月華の契り

「―――…か、」




―――トッ…

胸板を叩く小さな拳。元親は目を見開く。




「馬鹿…っ、」




どうして

―――その言葉に困惑してただただ沙羅を見つめる元親。




分かってた





彼はこんなひと、とても




「沙羅…」




優しい人―――。

沙羅の手、元親の頬に触れて。




「そんな苦しそうな顔、」



そんな弱気な貴方
―――首を振る。



「似合わない」



笑って



「いつものように皆を引っ張る笑った貴方を見ていたいの、ずっと」




だから




ポタ―――…




「ずっと隣に居させて」




ずっと




「隣にいて」




ギュッ




「愛してる…っ、元親」



ずっと好きだったのにこの言葉
待たせて、ごめんなさい…っ―――

そう伝えて顔を埋めれば、彼が優しく笑って。
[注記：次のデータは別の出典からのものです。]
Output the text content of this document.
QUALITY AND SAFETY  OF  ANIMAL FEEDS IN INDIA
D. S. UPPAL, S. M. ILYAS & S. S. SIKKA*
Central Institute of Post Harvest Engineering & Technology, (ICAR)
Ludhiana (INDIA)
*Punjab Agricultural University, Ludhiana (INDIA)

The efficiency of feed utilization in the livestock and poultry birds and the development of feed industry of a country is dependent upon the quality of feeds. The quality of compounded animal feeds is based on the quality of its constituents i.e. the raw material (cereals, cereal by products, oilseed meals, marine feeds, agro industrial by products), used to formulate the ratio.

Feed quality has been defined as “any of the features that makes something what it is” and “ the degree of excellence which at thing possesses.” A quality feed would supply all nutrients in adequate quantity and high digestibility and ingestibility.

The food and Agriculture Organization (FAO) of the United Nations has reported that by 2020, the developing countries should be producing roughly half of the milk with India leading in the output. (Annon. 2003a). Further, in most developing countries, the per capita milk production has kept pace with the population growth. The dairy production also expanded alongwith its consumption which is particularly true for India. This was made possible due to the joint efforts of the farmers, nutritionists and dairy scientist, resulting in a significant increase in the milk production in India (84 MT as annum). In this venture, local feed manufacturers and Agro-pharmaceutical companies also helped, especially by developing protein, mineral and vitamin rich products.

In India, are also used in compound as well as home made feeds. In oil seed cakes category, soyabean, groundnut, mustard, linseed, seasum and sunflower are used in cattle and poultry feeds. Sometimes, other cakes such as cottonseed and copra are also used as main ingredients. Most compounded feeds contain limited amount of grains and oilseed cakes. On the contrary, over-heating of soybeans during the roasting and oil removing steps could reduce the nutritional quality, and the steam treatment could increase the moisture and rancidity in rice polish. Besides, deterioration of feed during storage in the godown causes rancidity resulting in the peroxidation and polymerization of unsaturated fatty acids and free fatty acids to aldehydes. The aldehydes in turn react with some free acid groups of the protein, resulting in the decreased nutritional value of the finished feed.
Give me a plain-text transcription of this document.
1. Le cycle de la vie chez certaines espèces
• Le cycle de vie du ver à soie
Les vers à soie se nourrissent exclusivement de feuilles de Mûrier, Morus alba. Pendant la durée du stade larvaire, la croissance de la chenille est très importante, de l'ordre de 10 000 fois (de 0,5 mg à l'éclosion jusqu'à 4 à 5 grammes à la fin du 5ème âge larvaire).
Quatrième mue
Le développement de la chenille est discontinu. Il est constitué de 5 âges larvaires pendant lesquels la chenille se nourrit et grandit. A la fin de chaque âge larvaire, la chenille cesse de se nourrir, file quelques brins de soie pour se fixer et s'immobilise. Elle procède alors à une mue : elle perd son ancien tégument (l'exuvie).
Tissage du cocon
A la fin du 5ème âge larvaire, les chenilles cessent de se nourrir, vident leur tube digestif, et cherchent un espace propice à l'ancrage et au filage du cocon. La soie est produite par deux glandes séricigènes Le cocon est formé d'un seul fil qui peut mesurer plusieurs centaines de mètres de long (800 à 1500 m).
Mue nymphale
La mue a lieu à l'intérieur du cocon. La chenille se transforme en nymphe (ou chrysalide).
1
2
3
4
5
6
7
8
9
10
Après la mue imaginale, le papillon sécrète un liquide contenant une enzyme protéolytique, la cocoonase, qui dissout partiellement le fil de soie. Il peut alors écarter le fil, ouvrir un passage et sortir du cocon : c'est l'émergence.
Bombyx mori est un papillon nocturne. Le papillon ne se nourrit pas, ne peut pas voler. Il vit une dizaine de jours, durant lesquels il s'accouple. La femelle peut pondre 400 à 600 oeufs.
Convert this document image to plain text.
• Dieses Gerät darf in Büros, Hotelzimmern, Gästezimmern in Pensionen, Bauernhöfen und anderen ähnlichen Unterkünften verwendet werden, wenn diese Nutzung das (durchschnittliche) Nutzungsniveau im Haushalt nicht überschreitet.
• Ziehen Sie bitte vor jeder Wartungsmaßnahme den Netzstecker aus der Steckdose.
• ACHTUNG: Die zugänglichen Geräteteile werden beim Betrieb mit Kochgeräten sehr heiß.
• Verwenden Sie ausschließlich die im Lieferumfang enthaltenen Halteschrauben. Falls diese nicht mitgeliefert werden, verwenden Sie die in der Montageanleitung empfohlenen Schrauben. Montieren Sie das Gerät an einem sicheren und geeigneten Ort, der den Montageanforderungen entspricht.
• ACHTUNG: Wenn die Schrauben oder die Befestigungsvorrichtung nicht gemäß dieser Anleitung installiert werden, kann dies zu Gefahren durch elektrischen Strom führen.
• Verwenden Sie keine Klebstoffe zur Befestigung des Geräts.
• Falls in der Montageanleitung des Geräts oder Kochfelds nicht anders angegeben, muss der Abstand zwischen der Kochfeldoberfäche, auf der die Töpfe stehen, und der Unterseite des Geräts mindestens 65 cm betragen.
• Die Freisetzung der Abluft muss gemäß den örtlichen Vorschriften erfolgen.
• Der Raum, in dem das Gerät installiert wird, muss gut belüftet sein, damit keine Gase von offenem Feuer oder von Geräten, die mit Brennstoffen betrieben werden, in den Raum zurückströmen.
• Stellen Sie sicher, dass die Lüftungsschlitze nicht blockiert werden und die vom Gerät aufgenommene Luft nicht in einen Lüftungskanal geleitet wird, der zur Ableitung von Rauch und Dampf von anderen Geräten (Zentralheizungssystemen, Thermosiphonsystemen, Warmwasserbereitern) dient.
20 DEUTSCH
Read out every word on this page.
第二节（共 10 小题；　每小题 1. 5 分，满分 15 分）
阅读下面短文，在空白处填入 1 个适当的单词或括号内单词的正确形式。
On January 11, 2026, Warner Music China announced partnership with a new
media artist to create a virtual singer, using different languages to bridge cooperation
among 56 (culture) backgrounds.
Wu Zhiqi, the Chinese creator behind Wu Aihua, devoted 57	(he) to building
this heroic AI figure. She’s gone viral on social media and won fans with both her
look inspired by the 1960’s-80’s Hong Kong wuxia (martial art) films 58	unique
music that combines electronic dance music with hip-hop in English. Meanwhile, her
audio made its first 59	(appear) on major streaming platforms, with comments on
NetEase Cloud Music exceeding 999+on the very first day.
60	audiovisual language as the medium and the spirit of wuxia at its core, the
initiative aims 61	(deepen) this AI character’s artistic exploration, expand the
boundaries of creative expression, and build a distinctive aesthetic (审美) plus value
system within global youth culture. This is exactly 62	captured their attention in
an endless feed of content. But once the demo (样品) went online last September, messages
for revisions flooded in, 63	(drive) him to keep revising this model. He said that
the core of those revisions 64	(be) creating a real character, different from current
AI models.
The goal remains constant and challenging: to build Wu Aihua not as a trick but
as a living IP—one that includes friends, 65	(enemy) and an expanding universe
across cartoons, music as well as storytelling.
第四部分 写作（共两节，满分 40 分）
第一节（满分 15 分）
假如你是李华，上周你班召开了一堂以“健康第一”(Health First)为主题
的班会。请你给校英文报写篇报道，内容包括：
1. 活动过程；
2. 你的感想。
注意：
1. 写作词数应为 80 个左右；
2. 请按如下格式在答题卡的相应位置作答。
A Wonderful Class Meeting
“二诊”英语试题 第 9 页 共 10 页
優しく抱き締められて。



「…―――知ってんよ」



なんとなく気付いてた



だが



「そいつを聞いて、安心した」




ありがとよ、と言う声が心から愛しい。





「…もう一つ、」




望んでいいか

―――彼の指が私の髪を撫でて。頷いて見上げる。青い隻眼。綺麗な海の色。




「言って、元親」




―――月が満ちる。二人の揺らめく波間を照らして。元親の目が私の目を見つめる。




「お前を正室に迎えたい」





―――見開いた目から溢れて、零れて。




「側室なんざいらねぇ、俺には」




―――お前だけだ




「それでもお前は―――俺を選んでくれるか…?」




一生を共に過ごしてくれるか―――…?

肩が震えてしゃくりあげる。こんな泣いたのは叔父を亡くしたあの日以来。誰にも見せまいと隠してきた泣き腫れた目の中の彼はぼやけて。でも見つめ続けて。頷く。彼は笑って。首に腕を回せば「愛してる」と言って口付けが降りてくる。重なる唇、照らす月華。包み込むように抱かれて。



―――共に海へと沈んでいった。